Farmer Don, a closet capitalist, doesn't lend FJ a saw but instead offers to charge Farmer John for each of the N-1 cuts in the plank. The charge to cut a piece of wood is exactly equal to its length. Cutting a plank of length 21 costs 21 cents.

Farmer Don then lets Farmer John decide the order and locations to cut the plank. Help Farmer John determine the minimum amount of money he can spend to create the N planks. FJ knows that he can cut the board in various different orders which will result in different charges since the resulting intermediate planks are of different lengths.

Input

Line 1: One integer  N, the number of planks 
Lines 2.. N+1: Each line contains a single integer describing the length of a needed plank

Output

Line 1: One integer: the minimum amount of money he must spend to make  N-1 cuts

Sample Input

3
8
5
8

Sample Output

34

Hint

He wants to cut a board of length 21 into pieces of lengths 8, 5, and 8. 
The original board measures 8+5+8=21. The first cut will cost 21, and should be used to cut the board into pieces measuring 13 and 8. The second cut will cost 13, and should be used to cut the 13 into 8 and 5. This would cost 21+13=34. If the 21 was cut into 16 and 5 instead, the second cut would cost 16 for a total of 37 (which is more than 34).

题意抽象：

有数列aN和其和SN( 1 ≤N  ≤ 20000,1 ≤ a_i ≤ 50000)。

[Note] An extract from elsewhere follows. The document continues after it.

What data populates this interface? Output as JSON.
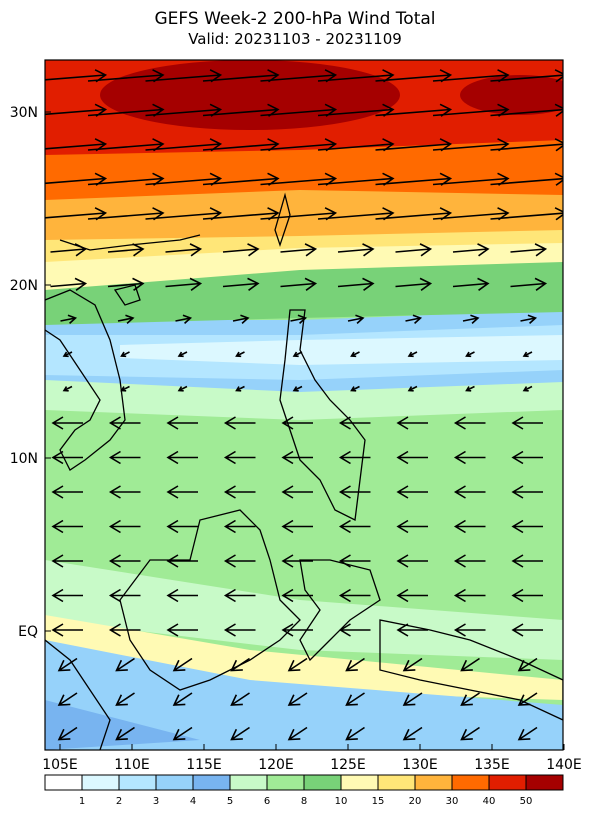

这里反着描述题目的操作，从aN中取两数，求和后放回原数列，一直这么做直到只剩下一个数，求这个数的最小值。

思路：

不用构造 哈夫曼树(也有音译成赫夫曼)，但我们可以用构造哈夫曼树的思想：

假设有n个权值w1,w2,…,wn，则构造出的哈夫曼树有n个叶子结点。

Step:

(1) 将w1、w2、…，wn看成是有n 棵树的森林(每棵树仅有一个结点)；

(2) 在森林中选出两个根结点的权值最小的树合并，作为一棵新树的左、右子树，且新树的根结点权值为其左、右子树根结点权值之和；

(3)从森林中删除选取的两棵树，并将新树加入森林；

(4)重复(2)、(3)步，直到森林中只剩一棵树为止，该树即为所求得的哈夫曼树。

这里我们用优先队列，每次取出两个最小的数，求和，再入队，直到队中只剩下一个元素，然后输出它。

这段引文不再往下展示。